The greater good is compassionate honesty, with the goal in mind of reducing suffering of all sentient beings — not only us. And I think at least Tibetan Buddhism, at least the Dalai Lama, has made some fairly strong statements about wise compassion, and about education toward reality, that conform with this view. (Not the view about evolution, of course, I think he is unfortunately not well informed in this area, but about wise compassion. And he is clear that wise compassion requires education. And effort.) (D)

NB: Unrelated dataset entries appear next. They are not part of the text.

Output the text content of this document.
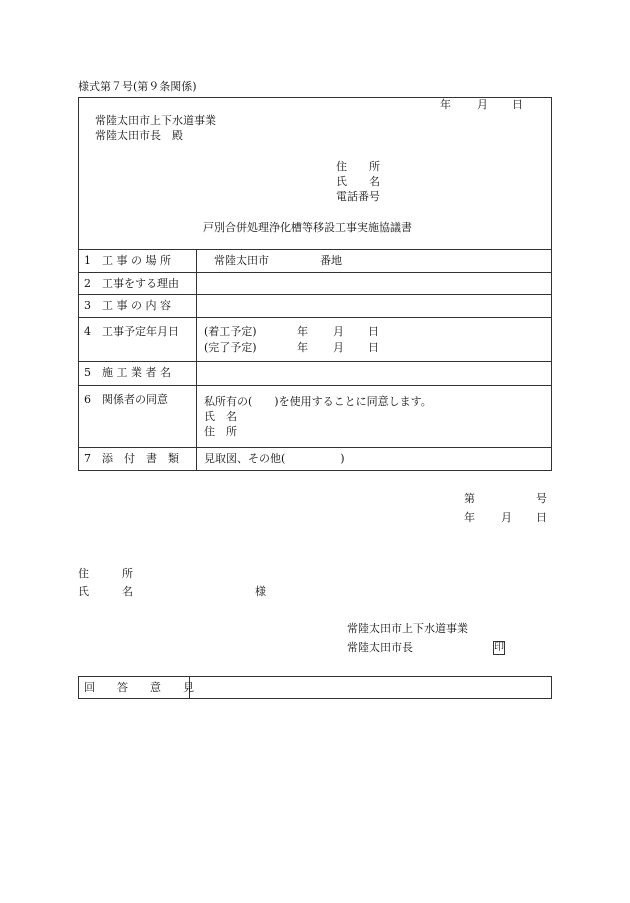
様式第７号(第９条関係)
年 月 日
常陸太田市上下水道事業
常陸太田市長　殿
住　　所
氏　　名
電話番号
戸別合併処理浄化槽等移設工事実施協議書
1 工 事 の 場 所	常陸太田市	番地
2 工事をする理由
3 工 事 の 内 容
4 工事予定年月日 (着工予定)	年 月 日
(完了予定)	年 月 日
5 施 工 業 者 名
6 関係者の同意	私所有の(　　)を使用することに同意します。
氏　名
住　所
7 添　付　書　類 見取図、その他(　　　　　)
第	号
年 月 日
住　　　所
氏　　　名	様
常陸太田市上下水道事業
常陸太田市長	印
回　　答　　意　　見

A) Kelly J. Ponte, PhD. “Retaining soil moisture in the American Southwest. Sunstone Press, Santa Fe NM. (p19) “Humans do not need oil to live. Oil makes our lives more convenient. Water makes our lives possible.” Let’s all try to imagine a world without water available to humans and how it is coming to be. The information is available and you can think.
B) George Orwell, “1984”
and the nice-speak syndrome http://factfictionfancy.wordpress.com/2013/06/25/
D) – Bikkhu Bodhi, translator, “In the Buddha’s Words,” Wisdom Publications, Boston
Writing this blog has also moved a chink in my world view. I have been thinking in the back of my mind (corpo-think) that we could “move” the corposystem toward intelligent imagination by educating the masses to understand the implications of the Law of Life. Now I’m reading of the Buddha’s wisdom as translated by a Theravaden Buddhist, with a forward by The Tibetan Buddhist. Apparently, that was one of The Buddha’s insights – that we cannot educate the masses away from their world view (because of the many ways in which a social system protects itself from change, mentioned above but he didn’t know the Law of Life). He finally concluded that every person must address this responsibility for herself, and that seems to be most of what he talked about to householders. Well, looking at the imaginations of our recent generations of well educated young householders – and the fact that more children are born every year than we can possibly influence, and immediately indoctrinated into the corposystem world view – what do you think? That’s the problem with a system. It is more powerful than an individual, even if she is right.